Though Apple had announced the new Notification Center and widget support for iOS 5, which is currently in developer beta, the company had not announced support nor an SDK allowing third-party developers a way to create their own widgets for iOS 5.
Still yet, developers have also been able to create more unofficial functionality for widgets on Notification Center, including creating quick-launch shortcuts, allowing users to quickly open Mobile Safari or Twitter, for example.
In addition to being able to unofficially launch widgets on iOS 5, developers have also found a way to adjust the background and opacity of the Notification Center pull-down.

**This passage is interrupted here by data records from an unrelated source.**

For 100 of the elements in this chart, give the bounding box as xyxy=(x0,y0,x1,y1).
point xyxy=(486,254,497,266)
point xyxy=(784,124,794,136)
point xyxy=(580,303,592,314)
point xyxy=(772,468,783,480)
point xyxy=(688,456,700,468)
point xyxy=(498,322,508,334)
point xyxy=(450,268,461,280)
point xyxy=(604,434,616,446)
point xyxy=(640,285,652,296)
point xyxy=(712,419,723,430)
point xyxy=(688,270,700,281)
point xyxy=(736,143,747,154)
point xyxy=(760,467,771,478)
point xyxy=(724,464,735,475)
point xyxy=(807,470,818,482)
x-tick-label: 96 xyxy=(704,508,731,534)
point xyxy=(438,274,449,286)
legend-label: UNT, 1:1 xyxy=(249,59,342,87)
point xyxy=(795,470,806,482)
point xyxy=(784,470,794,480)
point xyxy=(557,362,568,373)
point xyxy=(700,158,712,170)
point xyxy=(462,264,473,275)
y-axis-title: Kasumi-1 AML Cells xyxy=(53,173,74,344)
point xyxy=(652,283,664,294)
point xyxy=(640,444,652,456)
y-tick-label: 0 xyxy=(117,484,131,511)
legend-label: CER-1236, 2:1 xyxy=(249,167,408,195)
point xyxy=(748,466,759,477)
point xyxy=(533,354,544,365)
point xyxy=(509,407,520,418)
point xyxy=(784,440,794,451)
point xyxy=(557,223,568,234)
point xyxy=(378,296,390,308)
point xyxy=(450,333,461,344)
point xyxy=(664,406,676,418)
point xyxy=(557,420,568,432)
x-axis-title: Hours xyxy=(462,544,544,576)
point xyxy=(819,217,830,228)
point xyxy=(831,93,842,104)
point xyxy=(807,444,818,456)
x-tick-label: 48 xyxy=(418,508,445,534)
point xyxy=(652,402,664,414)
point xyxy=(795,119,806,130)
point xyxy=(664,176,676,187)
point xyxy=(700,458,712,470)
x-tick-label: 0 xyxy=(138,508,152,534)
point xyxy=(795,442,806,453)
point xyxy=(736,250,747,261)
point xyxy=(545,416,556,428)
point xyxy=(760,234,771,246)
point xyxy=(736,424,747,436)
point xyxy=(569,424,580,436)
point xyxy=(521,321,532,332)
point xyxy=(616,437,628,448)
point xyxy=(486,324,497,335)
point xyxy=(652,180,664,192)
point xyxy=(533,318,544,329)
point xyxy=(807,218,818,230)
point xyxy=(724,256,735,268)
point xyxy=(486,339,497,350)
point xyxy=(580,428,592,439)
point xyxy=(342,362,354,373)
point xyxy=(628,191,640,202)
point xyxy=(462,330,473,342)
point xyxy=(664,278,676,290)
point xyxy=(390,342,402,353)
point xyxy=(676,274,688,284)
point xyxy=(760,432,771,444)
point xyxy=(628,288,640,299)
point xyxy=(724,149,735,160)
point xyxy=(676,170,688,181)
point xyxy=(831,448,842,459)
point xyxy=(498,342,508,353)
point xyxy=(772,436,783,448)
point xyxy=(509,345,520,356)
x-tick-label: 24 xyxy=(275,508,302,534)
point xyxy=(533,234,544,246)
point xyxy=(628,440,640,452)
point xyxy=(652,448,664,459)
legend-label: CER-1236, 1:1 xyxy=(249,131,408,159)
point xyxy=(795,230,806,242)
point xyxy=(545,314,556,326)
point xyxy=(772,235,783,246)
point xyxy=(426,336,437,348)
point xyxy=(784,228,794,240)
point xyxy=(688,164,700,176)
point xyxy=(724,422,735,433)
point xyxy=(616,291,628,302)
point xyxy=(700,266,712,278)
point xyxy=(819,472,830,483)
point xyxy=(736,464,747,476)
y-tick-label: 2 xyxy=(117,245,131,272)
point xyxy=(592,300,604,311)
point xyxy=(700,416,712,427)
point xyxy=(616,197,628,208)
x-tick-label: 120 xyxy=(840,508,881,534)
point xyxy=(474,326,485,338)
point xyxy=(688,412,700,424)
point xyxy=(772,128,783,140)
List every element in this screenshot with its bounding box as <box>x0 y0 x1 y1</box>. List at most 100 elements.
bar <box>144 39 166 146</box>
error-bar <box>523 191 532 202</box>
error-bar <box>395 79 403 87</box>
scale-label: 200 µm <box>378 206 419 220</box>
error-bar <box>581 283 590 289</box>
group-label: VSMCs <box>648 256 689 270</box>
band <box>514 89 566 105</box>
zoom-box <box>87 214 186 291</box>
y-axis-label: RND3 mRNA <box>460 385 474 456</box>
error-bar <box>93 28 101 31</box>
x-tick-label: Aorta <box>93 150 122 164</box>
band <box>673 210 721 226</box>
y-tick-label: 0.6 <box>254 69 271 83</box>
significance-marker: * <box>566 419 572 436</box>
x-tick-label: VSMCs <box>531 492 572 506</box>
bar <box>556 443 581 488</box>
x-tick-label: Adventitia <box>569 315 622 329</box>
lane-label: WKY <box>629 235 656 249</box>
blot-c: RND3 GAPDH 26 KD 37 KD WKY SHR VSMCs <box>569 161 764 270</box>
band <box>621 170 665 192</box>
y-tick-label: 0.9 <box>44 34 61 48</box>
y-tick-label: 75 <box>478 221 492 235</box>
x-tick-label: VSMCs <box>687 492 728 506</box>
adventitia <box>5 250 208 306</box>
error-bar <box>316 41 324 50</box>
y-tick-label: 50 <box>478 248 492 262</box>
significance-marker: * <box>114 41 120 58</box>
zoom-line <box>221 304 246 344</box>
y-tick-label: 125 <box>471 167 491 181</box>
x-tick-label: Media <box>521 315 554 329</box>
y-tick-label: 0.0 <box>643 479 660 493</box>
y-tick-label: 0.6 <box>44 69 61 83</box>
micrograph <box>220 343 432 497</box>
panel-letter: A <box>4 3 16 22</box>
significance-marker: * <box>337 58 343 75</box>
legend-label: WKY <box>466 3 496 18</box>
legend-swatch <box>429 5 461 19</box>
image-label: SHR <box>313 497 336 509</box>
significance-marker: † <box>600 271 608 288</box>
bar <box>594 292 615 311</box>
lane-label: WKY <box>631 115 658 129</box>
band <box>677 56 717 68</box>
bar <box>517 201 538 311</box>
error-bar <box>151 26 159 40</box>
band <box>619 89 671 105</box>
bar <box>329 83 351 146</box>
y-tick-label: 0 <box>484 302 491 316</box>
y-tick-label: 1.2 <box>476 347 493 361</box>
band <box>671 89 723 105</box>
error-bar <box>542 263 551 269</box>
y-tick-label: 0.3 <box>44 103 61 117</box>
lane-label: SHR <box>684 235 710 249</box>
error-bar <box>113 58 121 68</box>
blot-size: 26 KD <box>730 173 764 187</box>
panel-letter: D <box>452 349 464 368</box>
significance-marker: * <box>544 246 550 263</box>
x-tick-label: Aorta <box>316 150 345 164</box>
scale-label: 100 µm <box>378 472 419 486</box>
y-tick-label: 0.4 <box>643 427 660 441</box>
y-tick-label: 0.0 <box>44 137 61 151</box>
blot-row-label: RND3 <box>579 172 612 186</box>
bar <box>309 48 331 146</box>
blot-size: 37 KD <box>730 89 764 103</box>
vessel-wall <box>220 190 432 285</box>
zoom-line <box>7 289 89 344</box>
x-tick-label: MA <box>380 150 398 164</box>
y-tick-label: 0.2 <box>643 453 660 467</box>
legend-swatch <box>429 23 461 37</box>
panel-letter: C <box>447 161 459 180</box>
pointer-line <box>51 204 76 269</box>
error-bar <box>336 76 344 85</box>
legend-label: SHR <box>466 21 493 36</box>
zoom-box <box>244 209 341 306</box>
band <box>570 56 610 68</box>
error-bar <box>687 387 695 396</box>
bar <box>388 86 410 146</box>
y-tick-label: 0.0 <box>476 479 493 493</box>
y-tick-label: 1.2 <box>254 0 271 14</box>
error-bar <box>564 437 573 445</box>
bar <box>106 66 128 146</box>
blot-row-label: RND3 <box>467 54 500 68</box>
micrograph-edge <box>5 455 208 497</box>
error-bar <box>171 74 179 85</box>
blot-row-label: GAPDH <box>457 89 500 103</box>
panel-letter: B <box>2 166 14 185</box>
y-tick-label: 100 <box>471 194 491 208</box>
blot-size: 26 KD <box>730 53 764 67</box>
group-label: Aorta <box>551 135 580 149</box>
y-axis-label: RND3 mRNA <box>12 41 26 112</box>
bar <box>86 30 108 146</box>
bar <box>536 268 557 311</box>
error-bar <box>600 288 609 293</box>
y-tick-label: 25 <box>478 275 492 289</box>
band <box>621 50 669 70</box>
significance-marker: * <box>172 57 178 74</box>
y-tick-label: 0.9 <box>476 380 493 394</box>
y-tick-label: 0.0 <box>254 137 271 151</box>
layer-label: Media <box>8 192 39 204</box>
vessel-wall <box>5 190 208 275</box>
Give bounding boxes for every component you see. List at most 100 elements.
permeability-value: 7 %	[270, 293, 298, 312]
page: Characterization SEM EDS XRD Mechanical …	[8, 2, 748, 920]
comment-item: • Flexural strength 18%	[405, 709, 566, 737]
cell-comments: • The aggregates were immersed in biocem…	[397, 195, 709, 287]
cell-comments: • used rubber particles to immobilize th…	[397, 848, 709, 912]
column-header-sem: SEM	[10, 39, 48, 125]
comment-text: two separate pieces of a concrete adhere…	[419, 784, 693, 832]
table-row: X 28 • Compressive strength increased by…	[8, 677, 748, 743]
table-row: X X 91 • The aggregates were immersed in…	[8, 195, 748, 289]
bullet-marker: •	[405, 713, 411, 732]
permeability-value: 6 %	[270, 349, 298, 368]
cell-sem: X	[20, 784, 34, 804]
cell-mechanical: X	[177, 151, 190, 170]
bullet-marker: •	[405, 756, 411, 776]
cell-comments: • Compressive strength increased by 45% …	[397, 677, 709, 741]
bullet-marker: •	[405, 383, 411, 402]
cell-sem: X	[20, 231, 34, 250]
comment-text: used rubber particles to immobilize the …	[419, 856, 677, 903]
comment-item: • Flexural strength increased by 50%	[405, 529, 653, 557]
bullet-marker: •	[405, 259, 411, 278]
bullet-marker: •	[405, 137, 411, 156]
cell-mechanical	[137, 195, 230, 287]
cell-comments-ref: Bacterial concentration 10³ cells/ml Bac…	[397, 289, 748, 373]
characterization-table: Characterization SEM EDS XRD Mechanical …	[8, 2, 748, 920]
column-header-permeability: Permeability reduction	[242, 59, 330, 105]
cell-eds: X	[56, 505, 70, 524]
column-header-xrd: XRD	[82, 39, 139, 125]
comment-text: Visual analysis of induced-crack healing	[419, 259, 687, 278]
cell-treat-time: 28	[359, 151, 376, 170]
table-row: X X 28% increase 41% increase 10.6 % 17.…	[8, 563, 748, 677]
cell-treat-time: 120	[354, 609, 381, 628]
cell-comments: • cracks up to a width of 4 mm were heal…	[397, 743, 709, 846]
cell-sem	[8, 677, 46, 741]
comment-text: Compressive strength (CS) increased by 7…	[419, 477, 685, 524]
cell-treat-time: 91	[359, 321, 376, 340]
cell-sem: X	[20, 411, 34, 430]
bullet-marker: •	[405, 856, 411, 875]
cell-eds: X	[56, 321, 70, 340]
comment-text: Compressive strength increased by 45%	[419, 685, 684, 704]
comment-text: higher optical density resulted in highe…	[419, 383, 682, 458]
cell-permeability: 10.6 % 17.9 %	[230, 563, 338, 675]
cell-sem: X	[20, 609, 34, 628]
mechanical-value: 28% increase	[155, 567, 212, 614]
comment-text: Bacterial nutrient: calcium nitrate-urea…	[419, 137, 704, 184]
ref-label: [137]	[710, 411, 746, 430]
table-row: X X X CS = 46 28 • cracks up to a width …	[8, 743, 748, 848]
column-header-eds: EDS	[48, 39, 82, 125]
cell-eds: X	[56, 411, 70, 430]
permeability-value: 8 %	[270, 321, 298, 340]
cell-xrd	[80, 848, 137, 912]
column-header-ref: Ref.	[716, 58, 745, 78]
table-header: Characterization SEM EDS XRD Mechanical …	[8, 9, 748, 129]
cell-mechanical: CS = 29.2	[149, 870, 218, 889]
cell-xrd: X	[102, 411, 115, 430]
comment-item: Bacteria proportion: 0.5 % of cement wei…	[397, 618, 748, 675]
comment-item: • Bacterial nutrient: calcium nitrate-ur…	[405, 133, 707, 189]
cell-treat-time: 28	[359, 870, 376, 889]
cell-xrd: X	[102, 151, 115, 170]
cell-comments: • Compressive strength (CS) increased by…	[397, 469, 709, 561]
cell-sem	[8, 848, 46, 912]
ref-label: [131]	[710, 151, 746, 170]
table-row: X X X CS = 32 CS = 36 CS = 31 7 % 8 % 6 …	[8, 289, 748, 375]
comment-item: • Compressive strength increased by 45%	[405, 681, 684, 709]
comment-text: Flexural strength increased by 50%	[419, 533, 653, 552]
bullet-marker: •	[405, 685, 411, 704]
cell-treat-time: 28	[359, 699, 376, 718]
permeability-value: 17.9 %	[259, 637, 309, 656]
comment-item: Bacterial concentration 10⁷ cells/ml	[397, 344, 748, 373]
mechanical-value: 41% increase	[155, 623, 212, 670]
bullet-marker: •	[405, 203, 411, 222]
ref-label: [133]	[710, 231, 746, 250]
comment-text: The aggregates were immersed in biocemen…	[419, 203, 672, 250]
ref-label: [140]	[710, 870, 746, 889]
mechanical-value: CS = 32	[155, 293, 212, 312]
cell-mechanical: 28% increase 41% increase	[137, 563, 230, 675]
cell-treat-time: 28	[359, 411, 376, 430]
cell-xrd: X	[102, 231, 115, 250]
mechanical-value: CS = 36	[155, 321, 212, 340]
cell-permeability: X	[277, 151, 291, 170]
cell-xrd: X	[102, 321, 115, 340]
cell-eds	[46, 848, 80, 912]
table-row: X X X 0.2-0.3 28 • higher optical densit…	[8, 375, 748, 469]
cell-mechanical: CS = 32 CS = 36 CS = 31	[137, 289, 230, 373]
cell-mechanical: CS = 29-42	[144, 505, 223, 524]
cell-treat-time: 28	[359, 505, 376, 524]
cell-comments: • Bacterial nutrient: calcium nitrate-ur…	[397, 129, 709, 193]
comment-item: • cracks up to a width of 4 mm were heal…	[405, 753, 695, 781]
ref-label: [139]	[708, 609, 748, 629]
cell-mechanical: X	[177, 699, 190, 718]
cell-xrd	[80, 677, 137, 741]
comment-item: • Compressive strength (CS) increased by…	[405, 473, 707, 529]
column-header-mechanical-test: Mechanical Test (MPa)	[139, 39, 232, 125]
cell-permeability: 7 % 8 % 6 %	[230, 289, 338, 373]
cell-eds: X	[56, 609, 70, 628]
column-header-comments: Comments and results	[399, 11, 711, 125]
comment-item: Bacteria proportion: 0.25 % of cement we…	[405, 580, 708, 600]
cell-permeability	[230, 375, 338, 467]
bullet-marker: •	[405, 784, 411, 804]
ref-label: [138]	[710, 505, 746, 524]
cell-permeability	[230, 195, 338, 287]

Instead of the slate grey linen-styled background, developers can now change the color and make the pull-down translucent.
It’s unclear if Apple will enable more functionality out of widgets or customizations of Notification Center, but for now, there has been strong interest from developers and users on creating a more personalized iOS 5 experience. This strong push for custom widgets ahead of official iOS 5 support, if and when that happens, perhaps indicate that the jailbreaking community is here to stay for a while.